The code worked well for a long time, but someday it's broken with the error reports the decode function gets null parameter. Because for unknown reason the field adaptive_fmts is missing in the map, maybe the video itself hasn't this field or the Google API is changed. The simplest way is to add the null check and if a field is missing, we print a warning and cancel the following operation. But I learned a bit about monad and I know it's not a good practice to write verbose null check code to clutter the code logic and I know the Maybe Monad and solve the problem elegantly.
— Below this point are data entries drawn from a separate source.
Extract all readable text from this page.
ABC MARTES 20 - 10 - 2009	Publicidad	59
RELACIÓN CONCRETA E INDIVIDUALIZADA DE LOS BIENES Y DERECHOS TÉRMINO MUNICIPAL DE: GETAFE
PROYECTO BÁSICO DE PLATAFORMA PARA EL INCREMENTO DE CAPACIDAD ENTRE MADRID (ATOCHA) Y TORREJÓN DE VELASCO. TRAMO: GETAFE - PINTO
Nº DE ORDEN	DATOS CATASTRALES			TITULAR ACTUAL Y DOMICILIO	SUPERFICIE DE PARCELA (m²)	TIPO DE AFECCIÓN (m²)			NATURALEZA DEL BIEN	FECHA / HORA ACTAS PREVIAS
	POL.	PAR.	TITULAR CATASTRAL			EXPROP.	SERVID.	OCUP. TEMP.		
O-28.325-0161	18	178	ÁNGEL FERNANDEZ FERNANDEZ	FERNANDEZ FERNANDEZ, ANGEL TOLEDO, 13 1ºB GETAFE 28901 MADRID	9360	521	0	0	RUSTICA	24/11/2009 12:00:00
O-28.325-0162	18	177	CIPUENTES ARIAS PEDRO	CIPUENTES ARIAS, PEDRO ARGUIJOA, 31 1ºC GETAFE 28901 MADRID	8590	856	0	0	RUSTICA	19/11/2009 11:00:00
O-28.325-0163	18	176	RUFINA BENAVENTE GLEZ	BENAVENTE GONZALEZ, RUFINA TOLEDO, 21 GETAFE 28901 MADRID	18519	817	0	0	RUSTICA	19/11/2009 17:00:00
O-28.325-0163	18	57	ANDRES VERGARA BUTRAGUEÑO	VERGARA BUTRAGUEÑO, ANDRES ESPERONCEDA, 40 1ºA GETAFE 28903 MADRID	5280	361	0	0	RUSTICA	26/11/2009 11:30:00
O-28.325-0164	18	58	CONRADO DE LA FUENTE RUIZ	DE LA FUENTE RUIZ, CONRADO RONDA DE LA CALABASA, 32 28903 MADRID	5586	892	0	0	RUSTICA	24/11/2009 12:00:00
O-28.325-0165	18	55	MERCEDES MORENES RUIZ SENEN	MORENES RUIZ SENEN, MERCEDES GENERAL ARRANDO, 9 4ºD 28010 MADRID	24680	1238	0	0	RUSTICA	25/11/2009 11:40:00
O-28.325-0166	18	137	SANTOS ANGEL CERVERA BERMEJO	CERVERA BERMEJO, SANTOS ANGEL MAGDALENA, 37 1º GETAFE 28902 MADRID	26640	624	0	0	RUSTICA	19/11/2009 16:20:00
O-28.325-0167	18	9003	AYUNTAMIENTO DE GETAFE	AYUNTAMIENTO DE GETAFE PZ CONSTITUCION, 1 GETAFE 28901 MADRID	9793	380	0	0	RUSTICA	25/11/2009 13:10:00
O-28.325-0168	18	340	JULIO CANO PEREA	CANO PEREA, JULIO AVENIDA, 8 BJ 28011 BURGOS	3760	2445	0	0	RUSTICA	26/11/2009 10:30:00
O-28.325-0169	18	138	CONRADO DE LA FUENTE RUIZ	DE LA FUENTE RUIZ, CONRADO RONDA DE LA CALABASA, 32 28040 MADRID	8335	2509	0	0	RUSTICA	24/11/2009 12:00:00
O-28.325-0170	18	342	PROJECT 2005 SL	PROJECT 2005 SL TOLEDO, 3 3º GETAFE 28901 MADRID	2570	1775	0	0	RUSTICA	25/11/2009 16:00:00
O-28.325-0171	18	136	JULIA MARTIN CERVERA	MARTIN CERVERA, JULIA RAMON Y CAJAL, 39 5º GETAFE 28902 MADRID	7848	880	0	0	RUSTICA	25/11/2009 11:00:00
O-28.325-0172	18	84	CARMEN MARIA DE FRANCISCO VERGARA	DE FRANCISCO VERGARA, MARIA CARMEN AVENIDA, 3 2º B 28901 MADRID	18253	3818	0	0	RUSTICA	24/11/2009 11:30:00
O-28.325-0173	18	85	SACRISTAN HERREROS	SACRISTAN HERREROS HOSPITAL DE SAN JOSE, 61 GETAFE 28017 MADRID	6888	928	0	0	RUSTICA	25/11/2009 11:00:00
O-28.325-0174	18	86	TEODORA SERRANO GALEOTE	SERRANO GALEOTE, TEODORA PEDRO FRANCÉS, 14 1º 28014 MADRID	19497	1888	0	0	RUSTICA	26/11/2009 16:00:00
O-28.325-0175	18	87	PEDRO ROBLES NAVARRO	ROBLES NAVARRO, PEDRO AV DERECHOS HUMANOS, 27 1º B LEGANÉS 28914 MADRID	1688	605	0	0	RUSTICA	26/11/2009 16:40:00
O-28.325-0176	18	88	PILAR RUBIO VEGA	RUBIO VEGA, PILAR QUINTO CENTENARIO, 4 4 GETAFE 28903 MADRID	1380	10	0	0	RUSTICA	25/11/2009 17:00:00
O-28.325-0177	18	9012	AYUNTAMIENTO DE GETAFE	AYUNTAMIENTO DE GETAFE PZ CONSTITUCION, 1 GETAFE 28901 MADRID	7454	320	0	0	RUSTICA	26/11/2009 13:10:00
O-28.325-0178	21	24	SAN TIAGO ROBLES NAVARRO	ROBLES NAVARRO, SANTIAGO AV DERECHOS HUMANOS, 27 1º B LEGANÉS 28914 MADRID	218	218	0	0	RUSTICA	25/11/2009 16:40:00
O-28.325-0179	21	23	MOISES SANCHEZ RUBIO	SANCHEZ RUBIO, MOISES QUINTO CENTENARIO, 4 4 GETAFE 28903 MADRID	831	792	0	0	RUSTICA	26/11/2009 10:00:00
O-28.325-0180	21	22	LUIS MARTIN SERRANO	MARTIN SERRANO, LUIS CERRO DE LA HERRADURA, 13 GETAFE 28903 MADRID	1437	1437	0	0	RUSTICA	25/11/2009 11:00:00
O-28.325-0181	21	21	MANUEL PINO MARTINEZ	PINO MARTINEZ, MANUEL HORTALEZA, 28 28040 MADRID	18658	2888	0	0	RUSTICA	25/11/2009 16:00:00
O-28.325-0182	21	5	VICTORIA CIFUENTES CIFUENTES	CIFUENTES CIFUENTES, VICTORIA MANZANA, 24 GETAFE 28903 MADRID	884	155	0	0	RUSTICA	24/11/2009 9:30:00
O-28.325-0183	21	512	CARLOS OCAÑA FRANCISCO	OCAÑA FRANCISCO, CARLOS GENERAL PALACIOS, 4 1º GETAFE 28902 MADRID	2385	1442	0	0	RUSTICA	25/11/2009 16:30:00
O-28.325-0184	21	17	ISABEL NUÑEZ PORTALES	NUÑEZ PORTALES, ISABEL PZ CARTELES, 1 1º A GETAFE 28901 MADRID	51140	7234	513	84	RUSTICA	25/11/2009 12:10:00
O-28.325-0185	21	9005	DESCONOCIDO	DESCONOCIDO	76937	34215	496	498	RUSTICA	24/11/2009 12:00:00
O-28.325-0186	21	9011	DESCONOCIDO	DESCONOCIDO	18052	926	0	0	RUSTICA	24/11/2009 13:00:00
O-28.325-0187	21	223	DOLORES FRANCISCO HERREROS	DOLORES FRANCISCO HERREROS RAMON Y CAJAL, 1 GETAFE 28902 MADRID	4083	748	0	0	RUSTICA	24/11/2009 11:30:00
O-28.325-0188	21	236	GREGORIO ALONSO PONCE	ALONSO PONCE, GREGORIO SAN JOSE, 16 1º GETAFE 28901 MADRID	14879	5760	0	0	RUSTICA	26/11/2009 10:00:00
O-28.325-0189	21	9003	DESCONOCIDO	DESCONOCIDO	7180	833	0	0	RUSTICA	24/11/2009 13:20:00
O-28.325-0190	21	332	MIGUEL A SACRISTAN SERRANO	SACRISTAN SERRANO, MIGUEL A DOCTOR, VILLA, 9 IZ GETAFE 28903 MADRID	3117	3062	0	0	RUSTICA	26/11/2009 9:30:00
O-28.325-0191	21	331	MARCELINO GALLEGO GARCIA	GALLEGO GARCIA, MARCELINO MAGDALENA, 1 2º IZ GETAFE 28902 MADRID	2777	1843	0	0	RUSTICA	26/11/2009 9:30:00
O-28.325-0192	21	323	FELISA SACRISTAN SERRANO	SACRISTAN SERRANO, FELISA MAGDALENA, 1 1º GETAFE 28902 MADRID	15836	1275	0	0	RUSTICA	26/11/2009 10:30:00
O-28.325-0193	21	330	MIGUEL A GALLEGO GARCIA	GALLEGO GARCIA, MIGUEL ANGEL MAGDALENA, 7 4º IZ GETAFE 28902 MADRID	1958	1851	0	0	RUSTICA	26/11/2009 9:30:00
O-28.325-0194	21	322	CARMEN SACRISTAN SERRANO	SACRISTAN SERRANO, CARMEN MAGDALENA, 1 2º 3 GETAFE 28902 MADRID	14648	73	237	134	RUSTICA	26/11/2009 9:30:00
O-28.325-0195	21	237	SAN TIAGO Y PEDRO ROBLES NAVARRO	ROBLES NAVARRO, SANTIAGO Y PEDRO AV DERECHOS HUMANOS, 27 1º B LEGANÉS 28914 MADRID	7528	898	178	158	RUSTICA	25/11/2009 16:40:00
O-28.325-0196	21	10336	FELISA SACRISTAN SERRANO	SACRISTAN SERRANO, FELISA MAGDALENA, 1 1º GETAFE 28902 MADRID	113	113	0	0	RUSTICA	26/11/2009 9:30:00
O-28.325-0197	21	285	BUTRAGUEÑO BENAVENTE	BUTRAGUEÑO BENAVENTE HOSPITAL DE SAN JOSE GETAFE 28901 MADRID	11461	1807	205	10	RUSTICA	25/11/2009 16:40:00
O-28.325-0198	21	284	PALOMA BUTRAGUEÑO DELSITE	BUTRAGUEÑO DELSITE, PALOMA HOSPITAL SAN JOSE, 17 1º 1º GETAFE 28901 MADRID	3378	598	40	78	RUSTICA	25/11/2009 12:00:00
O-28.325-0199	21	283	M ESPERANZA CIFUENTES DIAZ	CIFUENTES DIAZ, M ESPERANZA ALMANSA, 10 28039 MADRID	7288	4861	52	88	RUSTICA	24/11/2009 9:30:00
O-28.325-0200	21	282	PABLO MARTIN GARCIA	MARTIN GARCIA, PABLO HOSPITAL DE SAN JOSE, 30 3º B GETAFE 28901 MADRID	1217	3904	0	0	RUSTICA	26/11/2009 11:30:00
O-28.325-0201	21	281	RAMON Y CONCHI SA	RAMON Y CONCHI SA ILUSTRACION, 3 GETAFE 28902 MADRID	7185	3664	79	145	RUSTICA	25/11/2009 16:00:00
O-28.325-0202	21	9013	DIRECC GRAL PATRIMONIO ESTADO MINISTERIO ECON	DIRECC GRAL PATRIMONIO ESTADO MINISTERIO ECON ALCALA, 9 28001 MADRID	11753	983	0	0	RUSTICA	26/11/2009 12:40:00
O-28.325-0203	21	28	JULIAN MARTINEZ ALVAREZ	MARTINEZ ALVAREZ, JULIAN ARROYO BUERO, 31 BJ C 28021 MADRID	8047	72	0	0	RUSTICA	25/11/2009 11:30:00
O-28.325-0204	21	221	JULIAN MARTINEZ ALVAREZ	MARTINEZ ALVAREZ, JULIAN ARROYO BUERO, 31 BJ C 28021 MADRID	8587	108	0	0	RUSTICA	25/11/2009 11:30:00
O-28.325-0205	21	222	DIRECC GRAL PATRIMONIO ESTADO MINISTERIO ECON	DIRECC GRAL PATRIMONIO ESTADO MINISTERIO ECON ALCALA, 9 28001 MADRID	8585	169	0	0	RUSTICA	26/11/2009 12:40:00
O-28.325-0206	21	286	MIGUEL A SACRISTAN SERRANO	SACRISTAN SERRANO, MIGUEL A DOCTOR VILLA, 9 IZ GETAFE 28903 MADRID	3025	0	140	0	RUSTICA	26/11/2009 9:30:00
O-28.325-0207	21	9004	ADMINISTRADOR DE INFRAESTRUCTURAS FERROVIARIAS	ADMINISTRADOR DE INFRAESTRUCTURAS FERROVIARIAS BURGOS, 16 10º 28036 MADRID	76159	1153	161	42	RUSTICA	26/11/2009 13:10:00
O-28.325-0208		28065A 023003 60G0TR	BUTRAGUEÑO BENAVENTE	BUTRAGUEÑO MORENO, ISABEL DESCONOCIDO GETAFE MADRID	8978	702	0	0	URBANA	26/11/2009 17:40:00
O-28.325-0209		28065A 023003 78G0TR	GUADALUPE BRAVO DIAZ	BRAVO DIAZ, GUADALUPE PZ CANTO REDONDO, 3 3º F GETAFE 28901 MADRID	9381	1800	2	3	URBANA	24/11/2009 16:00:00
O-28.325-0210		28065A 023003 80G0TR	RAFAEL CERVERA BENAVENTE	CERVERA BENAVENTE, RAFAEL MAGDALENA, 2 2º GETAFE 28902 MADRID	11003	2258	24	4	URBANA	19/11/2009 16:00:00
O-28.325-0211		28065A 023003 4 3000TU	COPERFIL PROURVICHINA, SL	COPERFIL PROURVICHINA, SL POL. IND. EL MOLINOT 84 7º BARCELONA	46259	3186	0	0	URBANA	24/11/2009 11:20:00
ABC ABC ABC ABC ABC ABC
So there is this library in Clojure that provides facilities to allow me use maybe monad, the code looks like this:

 
(use 'clojure.algo.monads)
(defn get-youtube-video [parsed]
  (let [url_encoded_fmt_stream_map (:url_encoded_fmt_stream_map parsed)
        splited-stream (.split (java.net.URLDecoder/decode url_encoded_fmt_stream_map "UTF-8") ",")
       ]
    (doall (map #(youtube-stream-handle %) splited-stream))
 
    (domonad maybe-m
      [adaptive_fmts (:adaptive_fmts parsed)
       splited-adaptive_fmts (.split (java.net.URLDecoder/decode adaptive_fmts "UTF-8") ",")
      ]
      (map #(youtube-stream-handle %) splited-adaptive_fmts)
    )
  )
)
 

Read the property of the map that comes from remote URL is an IO effect, we can not guarantee we will get the desired value. And the next value depends on the previous value.

In each step of the reading, if anyone ends up nil, the rest of computation should be terminated, the maybe monad automatically inject check code at each step and short-circuit the whole process when encounter the nil, so we don't have to check null in each and every step.

All the point here is to guarantee that anyone who don't expect nil will never receive the nil. Without monad, someone has to do the checking, either be the caller or the callee, both clutter the code. This is one of the cases in which the if statement is considered harmful, but can't be eliminated without facility like monad.